North Carolina lawmakers seem to spin a roulette wheel when it comes to deciding what local government officials can do and what they can’t.
On the one hand, the N.C. General Assembly passed legislation earlier this year that would have allowed local magistrates to recuse themselves from performing marriage ceremonies based on personal religious beliefs. On the other hand, the legislature last week passed a bill banning local governments from removing historical markers, monuments and statues, no matter how controversial. That’s not something a local government is capable of deciding, lawmakers more or less said.
We can’t help but wonder what might have happened if a magistrate had objected on religious grounds to a historical marker commemorating same-sex marriage.
But this editorial isn’t about the U.S. Supreme Court’s marriage ruling. It’s about the state sticking its nose into a growing list of functions a lot of us thought we could trust our locally elected officials to handle.
Lawmakers already have outlawed forced annexation and blown up the voting districts for Greensboro City Council and the Wake County Board of Education. Now they want to make sure no one gets any ideas about changing the monuments and markers that adorn our parks and courthouses.
The state legislature continues to push Gov.
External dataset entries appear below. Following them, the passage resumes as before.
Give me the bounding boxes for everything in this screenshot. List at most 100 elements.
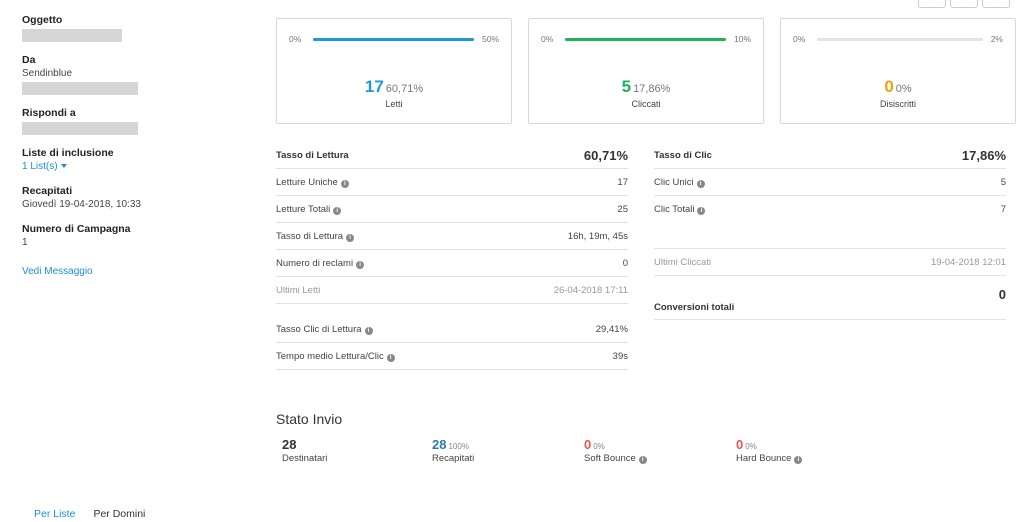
liste-label: Liste di inclusione [22, 147, 114, 159]
info-icon[interactable]: i [346, 233, 355, 242]
numero-block: Numero di Campagna 1 [22, 223, 152, 249]
spacer [654, 223, 1006, 249]
spacer [276, 304, 628, 316]
campaign-sidebar: Oggetto Da Sendinblue Rispondi a Liste d… [22, 14, 152, 290]
info-icon[interactable]: i [333, 206, 342, 215]
stat-percent: 0% [745, 442, 757, 451]
rispondi-block: Rispondi a [22, 107, 152, 135]
stat-row: Numero di reclami i 0 [276, 250, 628, 277]
card-percent: 0% [895, 83, 912, 95]
ultimi-letti-row: Ultimi Letti 26-04-2018 17:11 [276, 277, 628, 304]
card-big-value: 0 0% [781, 77, 1015, 97]
stat-number: 0 [584, 437, 592, 452]
top-control-button-1[interactable] [918, 0, 946, 8]
progress-fill [313, 37, 474, 41]
info-icon[interactable]: i [697, 207, 706, 215]
card-percent: 60,71% [385, 83, 424, 95]
da-block: Da Sendinblue [22, 54, 152, 95]
vedi-block: Vedi Messaggio [22, 265, 152, 278]
recapitati-value: Giovedì 19-04-2018, 10:33 [22, 199, 141, 210]
numero-label: Numero di Campagna [22, 223, 131, 235]
oggetto-block: Oggetto [22, 14, 152, 42]
info-icon[interactable]: i [386, 353, 395, 362]
stat-row: Tasso Clic di Lettura i 29,41% [276, 316, 628, 343]
soft-bounce-stat: 0 0% Soft Bounce i [584, 437, 647, 464]
info-icon[interactable]: i [340, 179, 349, 188]
progress-track [565, 37, 726, 41]
card-disiscritti: 0% 2% 0 0% Disiscritti [780, 18, 1016, 124]
stat-value: 19-04-2018 12:01 [930, 256, 1006, 268]
card-caption: Disiscritti [880, 99, 916, 109]
destinatari-stat: 28 Destinatari [282, 437, 327, 464]
da-label: Da [22, 54, 36, 66]
oggetto-label: Oggetto [22, 14, 63, 26]
stat-number: 28 [432, 437, 447, 452]
info-icon[interactable]: i [364, 326, 373, 335]
stat-row: Letture Totali i 25 [276, 196, 628, 223]
bar-max-label: 50% [481, 34, 499, 44]
progress-track [313, 37, 474, 41]
stat-value: 7 [1000, 204, 1006, 215]
stat-label: Ultimi Cliccati [654, 256, 711, 268]
caret-down-icon [60, 164, 67, 168]
conversioni-row: Conversioni totali 0 [654, 276, 1006, 320]
stat-row: Tasso di Lettura i 16h, 19m, 45s [276, 223, 628, 250]
bar-max-label: 2% [990, 34, 1003, 44]
numero-value: 1 [22, 237, 28, 248]
stat-row: Clic Totali i 7 [654, 196, 1006, 223]
info-icon[interactable]: i [638, 456, 647, 464]
stat-value: 60,71% [583, 147, 628, 163]
stat-label: Destinatari [282, 453, 328, 464]
card-caption: Letti [385, 99, 403, 109]
stato-invio-title: Stato Invio [276, 411, 343, 427]
tasso-clic-head: Tasso di Clic 17,86% [654, 142, 1006, 169]
card-big-value: 17 60,71% [277, 77, 511, 97]
card-percent: 17,86% [633, 83, 671, 95]
stat-percent: 0% [593, 442, 605, 451]
recapitati-stat: 28 100% Recapitati [432, 437, 474, 464]
hard-bounce-stat: 0 0% Hard Bounce i [736, 437, 803, 464]
stat-value: 17,86% [961, 147, 1006, 163]
stat-number: 0 [736, 437, 744, 452]
stat-value: 16h, 19m, 45s [567, 230, 628, 242]
liste-block: Liste di inclusione 1 List(s) [22, 147, 152, 173]
recapitati-block: Recapitati Giovedì 19-04-2018, 10:33 [22, 185, 152, 211]
stato-invio-section: Stato Invio 28 Destinatari 28 100% Recapi… [276, 411, 1016, 467]
stat-label: Conversioni totali [654, 302, 735, 313]
redacted-sender-email [22, 82, 138, 95]
card-number: 5 [621, 77, 632, 96]
stat-row: Tempo medio Lettura/Clic i 39s [276, 343, 628, 370]
card-cliccati: 0% 10% 5 17,86% Cliccati [528, 18, 764, 124]
info-icon[interactable]: i [794, 456, 803, 464]
stat-label: Ultimi Letti [276, 284, 321, 296]
top-control-button-3[interactable] [982, 0, 1010, 8]
ultimi-cliccati-row: Ultimi Cliccati 19-04-2018 12:01 [654, 249, 1006, 276]
card-bar-row: 0% 2% [793, 33, 1003, 45]
stat-label: Hard Bounce [736, 453, 792, 464]
liste-dropdown[interactable]: 1 List(s) [22, 160, 152, 173]
card-bar-row: 0% 50% [289, 33, 499, 45]
stato-invio-items: 28 Destinatari 28 100% Recapitati 0 0% Sof… [276, 437, 1016, 467]
info-icon[interactable]: i [356, 260, 365, 269]
tab-per-domini[interactable]: Per Domini [93, 508, 146, 520]
stat-number: 28 [282, 437, 297, 452]
card-big-value: 5 17,86% [529, 77, 763, 97]
stat-label: Numero di reclami [276, 257, 354, 269]
vedi-messaggio-link[interactable]: Vedi Messaggio [22, 266, 93, 277]
clic-stats: Tasso di Clic 17,86% Clic Unici i 5 Clic … [654, 142, 1006, 320]
stat-label: Tasso Clic di Lettura [276, 323, 362, 335]
stat-value: 17 [617, 176, 628, 188]
card-caption: Cliccati [631, 99, 661, 109]
card-letti: 0% 50% 17 60,71% Letti [276, 18, 512, 124]
stat-label: Tasso di Lettura [276, 149, 349, 161]
top-control-button-2[interactable] [950, 0, 978, 8]
tab-per-liste[interactable]: Per Liste [34, 508, 76, 520]
info-icon[interactable]: i [696, 179, 705, 188]
stat-value: 5 [1000, 176, 1006, 188]
tasso-lettura-head: Tasso di Lettura 60,71% [276, 142, 628, 169]
stat-value: 29,41% [595, 323, 628, 335]
stat-label: Clic Unici [654, 176, 694, 188]
progress-fill [565, 37, 726, 41]
card-bar-row: 0% 10% [541, 33, 751, 45]
stat-row: Letture Uniche i 17 [276, 169, 628, 196]
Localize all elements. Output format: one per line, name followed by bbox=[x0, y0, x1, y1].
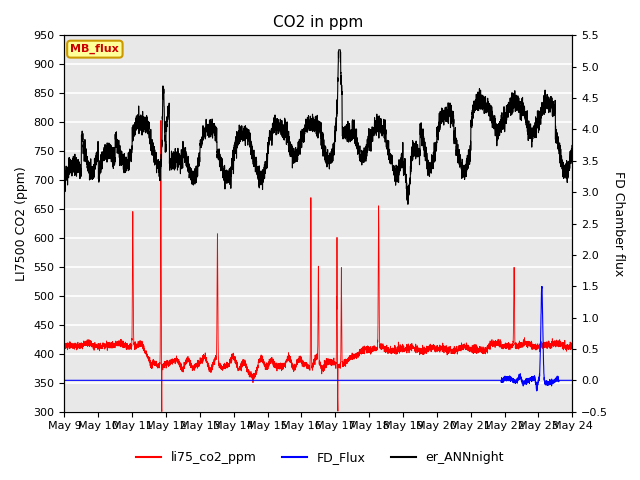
Text: MB_flux: MB_flux bbox=[70, 44, 119, 54]
Y-axis label: LI7500 CO2 (ppm): LI7500 CO2 (ppm) bbox=[15, 166, 28, 281]
Y-axis label: FD Chamber flux: FD Chamber flux bbox=[612, 171, 625, 276]
Title: CO2 in ppm: CO2 in ppm bbox=[273, 15, 364, 30]
Legend: li75_co2_ppm, FD_Flux, er_ANNnight: li75_co2_ppm, FD_Flux, er_ANNnight bbox=[131, 446, 509, 469]
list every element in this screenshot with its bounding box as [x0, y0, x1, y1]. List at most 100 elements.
Pat McCrory around, and he doth protest too hollowly.
The latest evidence of that is the fact that the governor signed into law last week a bill that would, in effect, require an act of the legislature to remove state-owned monuments on local public property that commemorate “an event, person, or military service that is part of North Carolina’s history.”
Senate Bill 22, which would apply in most petitions for removal, is clearly aimed at protecting Confederate monuments. We’d be against any effort at widespread removal of those monuments. That would be erasing history. Leave them up and learn from them. If local governments want to put up new plaques at the monuments, explaining them as they see fit, that’s up to them.
But if local governments want to remove state-owned monuments on their property, that should be up to them as well. McCrory said in a press release last week that he had issues with the bill over removing local control, The Associated Press reported. But he signed it, saying the bill’s “goals” were worthy of his signature.